Book Total: 3
Better late than never! Here’s my round up of everything I read in March. It was a very odd month for me, as I ‘m sure it was for everyone else. Adjusting to self-isolating and working from home affected my reading habits just as much as everything else!
Brave New World by Aldous Huxley
I’ve wanted to read Brave New World ever since it was on my reading list for A-Level English Lit, but I’m afraid I was a bad student and didn’t read it… I did however read the synopsis back in sixth form so I did have some idea of what to expect. You are immediately introduced to an alternative future where society manufactures humans to have different levels of intelligence and varying skillsets, clearly defining class levels through job titles and IQ. I really enjoyed how the dystopian world is explained to the reader by the prose rapidly switching from character to character answering the questions you haven’t asked yet. It makes for a very fast pace and removes the necessity for a long and drawn out introduction.
The book raises the question, if we had everything provided for us and we didn’t know what unhappiness was could we be truly happy? The main characters portray different answers to this question and help you to come to your own conclusion.
One element I found particularly interesting was the positivity that the governing body attributes to consumerism. As soon as anything is broken or damaged, rather than mending citizens are encouraged to throw away and buy anew. When the female main character encounters those that live in the reservation, she is revolted by the state of their attire, which is far from new and pristine. For me it was an instant reflection of today’s fast fashion culture – which I doubt was the intention of Huxley, but it’s interesting to see some of his ideas on advanced consumerism come to light.
Conclusion: I found Brave New World greatly compelling and marvelled at how Huxley managed to convey such a complex and well thought out story in a reasonably small number of pages. I think fans of 1984 and The Handmaid’s Tale will enjoy this as another excellent addition to their dystopian collection.
The Hundred-Year-Old Man Who Climbed Out of the Window and Disappeared by Jonas Jonasson
This was a really fun, enjoyable read! I watched the film a couple of years ago and found it absolutely hilarious, so when I spotted the book and it’s sequel in a charity shop I couldn’t resist buying them.
I found the best way to enjoy this book was to not take it too seriously – as long as you ignore the questionable morals of Allan Karlsson, a hundred-year-old man who has just escaped from his own birthday party, stealing a suitcase left with him by a very angry mob member, then the rest of the story is joyously funny. As the book develops you’ll find yourself becoming more and more relieved that Allan has escaped so many extraordinary encounters with so many historically important and dangers people from General Franco to Soong May-ling.
The way the story weaves itself in and out of modern history is wonderful. I constantly felt like I had some grasp of what was happening only to be hilariously delighted with some fictional and ridiculous scenario revolving around Allan. This is all intertwined with the tale of Allan’s escape from his care home and the police investigation into his “kidnap”. Despite the fact that you are always ahead of the detective in his investigations this switching of narratives does not feel laboured, but adds another level of richness to the novel alongside plenty more laughs.
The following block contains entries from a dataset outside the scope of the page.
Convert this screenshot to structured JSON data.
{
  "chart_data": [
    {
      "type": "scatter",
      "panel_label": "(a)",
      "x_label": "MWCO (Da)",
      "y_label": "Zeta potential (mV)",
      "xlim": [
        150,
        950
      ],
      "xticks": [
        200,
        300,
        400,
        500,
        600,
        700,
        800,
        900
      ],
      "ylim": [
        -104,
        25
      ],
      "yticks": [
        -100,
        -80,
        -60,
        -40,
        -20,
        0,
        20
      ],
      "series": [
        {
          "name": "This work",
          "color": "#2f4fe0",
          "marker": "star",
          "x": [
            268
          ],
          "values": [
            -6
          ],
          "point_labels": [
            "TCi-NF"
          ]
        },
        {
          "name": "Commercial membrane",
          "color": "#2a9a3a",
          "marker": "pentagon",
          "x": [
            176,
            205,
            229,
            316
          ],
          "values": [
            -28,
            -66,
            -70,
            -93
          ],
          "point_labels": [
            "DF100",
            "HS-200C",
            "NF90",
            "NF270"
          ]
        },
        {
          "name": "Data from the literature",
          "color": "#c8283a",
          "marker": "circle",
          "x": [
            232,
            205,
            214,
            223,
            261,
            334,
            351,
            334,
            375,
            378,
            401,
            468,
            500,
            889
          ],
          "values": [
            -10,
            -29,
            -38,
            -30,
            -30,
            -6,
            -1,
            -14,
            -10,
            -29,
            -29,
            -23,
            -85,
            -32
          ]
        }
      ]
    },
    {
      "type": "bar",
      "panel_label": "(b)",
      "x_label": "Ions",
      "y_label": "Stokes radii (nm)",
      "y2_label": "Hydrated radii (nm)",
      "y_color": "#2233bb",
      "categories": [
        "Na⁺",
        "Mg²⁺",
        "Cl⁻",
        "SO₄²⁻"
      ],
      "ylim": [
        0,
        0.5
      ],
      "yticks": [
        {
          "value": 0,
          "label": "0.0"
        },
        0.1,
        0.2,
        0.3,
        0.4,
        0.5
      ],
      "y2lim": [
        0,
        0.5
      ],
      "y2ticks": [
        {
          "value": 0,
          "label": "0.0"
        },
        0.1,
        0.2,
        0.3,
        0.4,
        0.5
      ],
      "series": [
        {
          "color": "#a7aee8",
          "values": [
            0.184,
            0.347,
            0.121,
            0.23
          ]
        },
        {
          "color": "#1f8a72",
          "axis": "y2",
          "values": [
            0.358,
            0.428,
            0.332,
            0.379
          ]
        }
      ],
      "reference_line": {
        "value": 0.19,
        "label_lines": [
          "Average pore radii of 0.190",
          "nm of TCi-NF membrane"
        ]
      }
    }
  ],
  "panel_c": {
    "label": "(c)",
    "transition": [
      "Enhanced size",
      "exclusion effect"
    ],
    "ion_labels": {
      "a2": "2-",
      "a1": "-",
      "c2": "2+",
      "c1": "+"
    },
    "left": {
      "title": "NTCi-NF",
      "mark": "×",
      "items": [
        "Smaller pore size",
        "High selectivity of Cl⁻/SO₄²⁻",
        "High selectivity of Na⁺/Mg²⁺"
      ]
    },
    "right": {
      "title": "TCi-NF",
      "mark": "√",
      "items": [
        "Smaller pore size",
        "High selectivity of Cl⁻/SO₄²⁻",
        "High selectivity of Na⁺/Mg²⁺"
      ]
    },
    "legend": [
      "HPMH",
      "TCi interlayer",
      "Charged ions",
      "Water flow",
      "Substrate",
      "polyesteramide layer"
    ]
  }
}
Conclusion: This was a real feel good read because of how much it made me laugh. I had no difficulty in reading large chunks of it at a time. I often found myself recounting parts of the story to my boyfriend, who has seen the film, because I found them so amusing. Also because the story is set in a part of history that most people are at least loosely aware of it’s really easy to engage others with it. I would highly recommend to anyone that wants to swap the doom and gloom of their daily routine for some harmless and entertaining escapism.
Harry Potter and the Philosopher’s Stone by J. K. Rowling, Illustrated by Jim Kay
It is no secret that I am a huge Harry Potter fan and one of the positives that I am taking from this self-isolation situation is that I have time to read these beautiful illustrated editions for the first time!
It’s been a fair few years since I reread the series, but last year I started listening to The Real Weird Sisters podcast (I highly recommend this podcast to HP fans) which is a chapter by chapter analysis of all of the Harry Potter books and ever since I’ve been itching to reread them. I love that every time I do a reread I find something different or understand a character or event more deeply. I think this time a felt a stronger connection to the events that preceded the beginning of the story and how, by the time Harry starts attending Hogwarts, society is still healing from a massive war. On previous reads I think I have always been more caught up in the excitement and joy of discovering magic, whereas this time I read it from a more adult perspective and saw scars the war left behind.
I’ve always treated the first four books as the introduction to the serious action that unfolds in the last three, possibly because the first four were already out when I started reading, meaning I read them the most, but now I see many more connections between all of the books.
Starting the series again allowed me to escape to somewhere I felt familiar with and has really helped with my mental health during my time at home. With the addition of the illustrations I felt I became even more deeply immersed in the story and they brought back some of that childhood joy I experienced when I first read the Philosopher’s Stone.
Conclusion: Reading Harry Potter will always be my safe place, however, this reread brought not only that, but also a deeper understanding of the history within the magical world and a new love for Jim Kay’s illustrations – my personal favourite being Diagon Alley. This edition is perfect for first time readers and for die hard Potter fans alike.